Gelet op het voorgaande kan de uitspraak van de beklagcommissie wat dit onderdeel betreft niet in stand blijven en dient het beklag in zoverre alsnog gegrond te worden verklaard. De beroepscommissie acht termen aanwezig voor het toekennen van een tegemoetkoming aan klager voor de periode dat ten onrechte geen schriftelijk kenbare belangenafweging inzake het al dan niet promoveren van klager is gemaakt en bepaalt de hoogte hiervan op € 35,=.    

Onderdeel b.

De directeur heeft op 23 februari 2017 beslist klager aan het plusprogramma te laten deelnemen en hem bij het nemen van deze beslissing uitgesloten van externe vrijheden. De beroepscommissie is van oordeel dat de directeur hiermee zijn bevoegdheid te buiten is gegaan, nu de selectiefunctionaris dan wel de Staatssecretaris van Veiligheid en Justitie (thans: de Minister voor Rechtsbescherming) bij uitstek bevoegd is over externe vrijheden te beslissen. De uitspraak van de beklagcommissie kan derhalve wat dit onderdeel van het beklag betreft evenmin in stand blijven en het beklag zal in zoverre alsnog gegrond worden verklaard. Nu evenwel niet is gebleken dat klager enig nadeel van het optreden van de directeur heeft ondervonden, acht de beroepscommissie geen termen aanwezig voor het toekennen van een tegemoetkoming aan klager. 

 

4.         De uitspraak

De beroepscommissie verklaart het beroep ten aanzien van onderdeel a gegrond, vernietigt in zoverre de uitspraak van de beklagcommissie en verklaart het beklag in zoverre alsnog gegrond. Zij bepaalt dat aan klager een tegemoetkoming toekomt van € 35,=.

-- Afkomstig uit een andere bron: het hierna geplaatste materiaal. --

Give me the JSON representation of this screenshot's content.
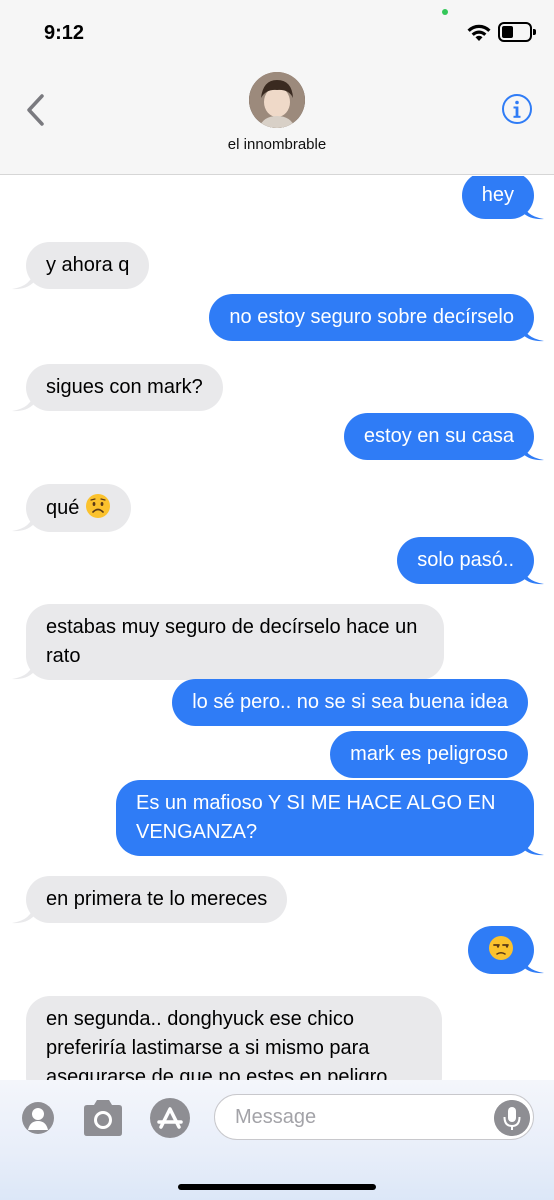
{
  "status_bar": {
    "time": "9:12"
  },
  "header": {
    "contact_name": "el innombrable",
    "back_icon": "chevron-left-icon",
    "info_icon": "info-circle-icon",
    "accent_color": "#2f7cf6"
  },
  "messages": [
    {
      "side": "out",
      "text": "hey"
    },
    {
      "side": "in",
      "text": "y ahora q"
    },
    {
      "side": "out",
      "text": "no estoy seguro sobre decírselo"
    },
    {
      "side": "in",
      "text": "sigues con mark?"
    },
    {
      "side": "out",
      "text": "estoy en su casa"
    },
    {
      "side": "in",
      "text": "qué",
      "emoji": "worried-face-emoji"
    },
    {
      "side": "out",
      "text": "solo pasó.."
    },
    {
      "side": "in",
      "text": "estabas muy seguro de decírselo hace un rato"
    },
    {
      "side": "out",
      "text": "lo sé pero.. no se si sea buena idea"
    },
    {
      "side": "out",
      "text": "mark es peligroso"
    },
    {
      "side": "out",
      "text": "Es un mafioso Y SI ME HACE ALGO EN VENGANZA?"
    },
    {
      "side": "in",
      "text": "en primera te lo mereces"
    },
    {
      "side": "out",
      "text": "",
      "emoji": "unamused-face-emoji"
    },
    {
      "side": "in",
      "text": "en segunda.. donghyuck ese chico preferiría lastimarse a si mismo para asegurarse de que no estes en peligro"
    }
  ],
  "input_bar": {
    "placeholder": "Message",
    "icons": [
      "memoji-icon",
      "camera-icon",
      "app-store-icon",
      "microphone-icon"
    ]
  },
  "colors": {
    "outgoing_bubble": "#2f7cf6",
    "incoming_bubble": "#e9e9eb"
  }
}
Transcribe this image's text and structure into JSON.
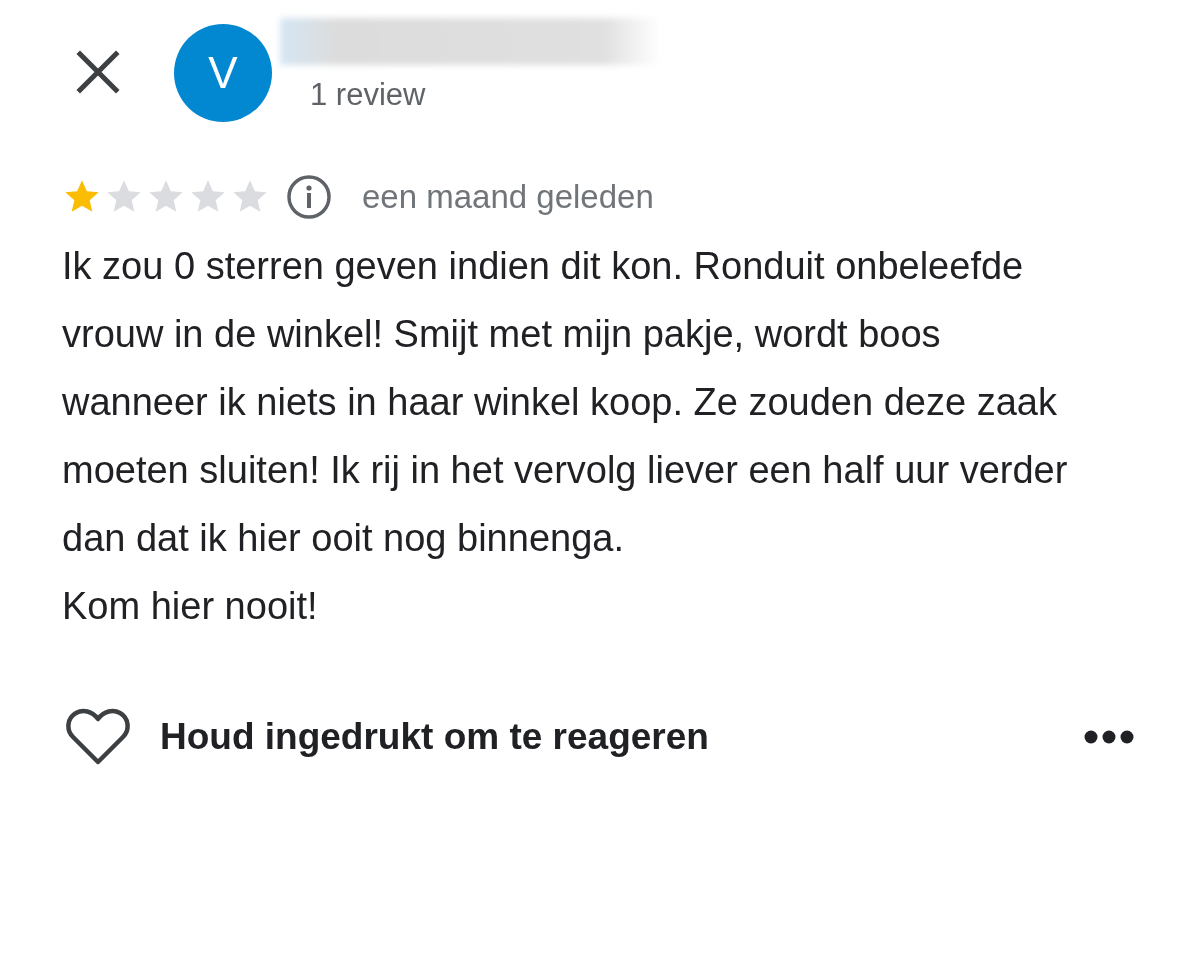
{
  "reviewer": {
    "initial": "V",
    "review_count": "1 review"
  },
  "review": {
    "stars": 1,
    "time": "een maand geleden",
    "text": "Ik zou 0 sterren geven indien dit kon. Ronduit onbeleefde vrouw in de winkel! Smijt met mijn pakje, wordt boos wanneer ik niets in haar winkel koop. Ze zouden deze zaak moeten sluiten! Ik rij in het vervolg liever een half uur verder dan dat ik hier ooit nog binnenga.\nKom hier nooit!"
  },
  "footer": {
    "react_label": "Houd ingedrukt om te reageren"
  }
}
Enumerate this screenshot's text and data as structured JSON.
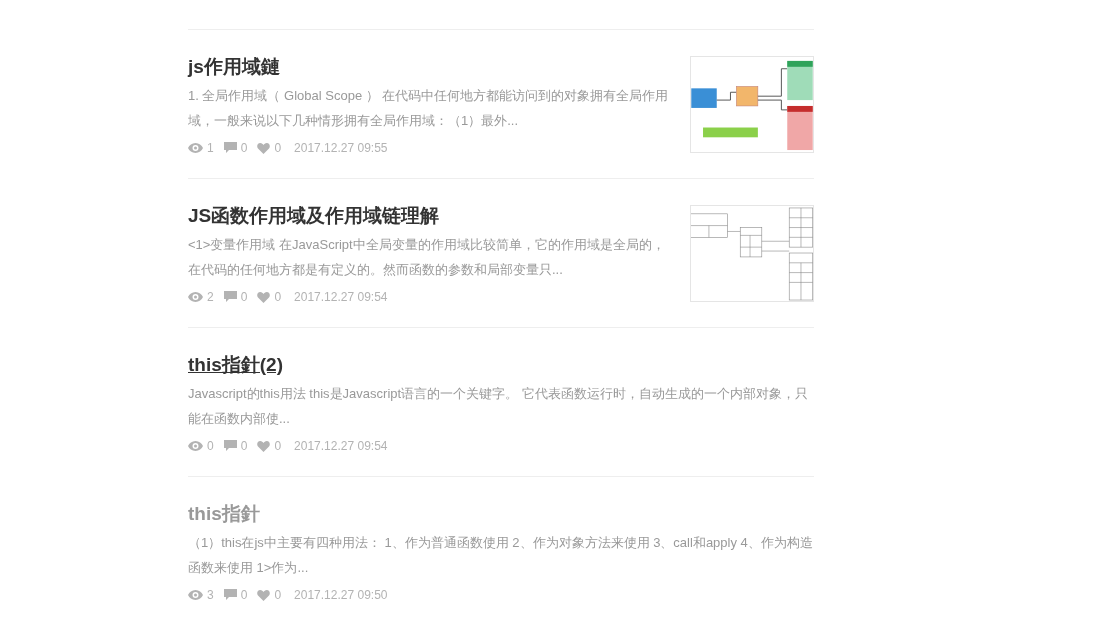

De beroepscommissie verklaart het beroep ten aanzien van onderdeel b gegrond, vernietigt in zoverre de uitspraak van de beklagcommissie en verklaart het beklag in zoverre alsnog gegrond.

 

 

Aldus gegeven door de beroepscommissie voornoemd, bestaande uit mr. A. van Holten, voorzitter, prof. dr. F. Boer en J. Schagen MA, leden, in tegenwoordigheid van Y.L.F. Schuren, secretaris, op 13 december 2017.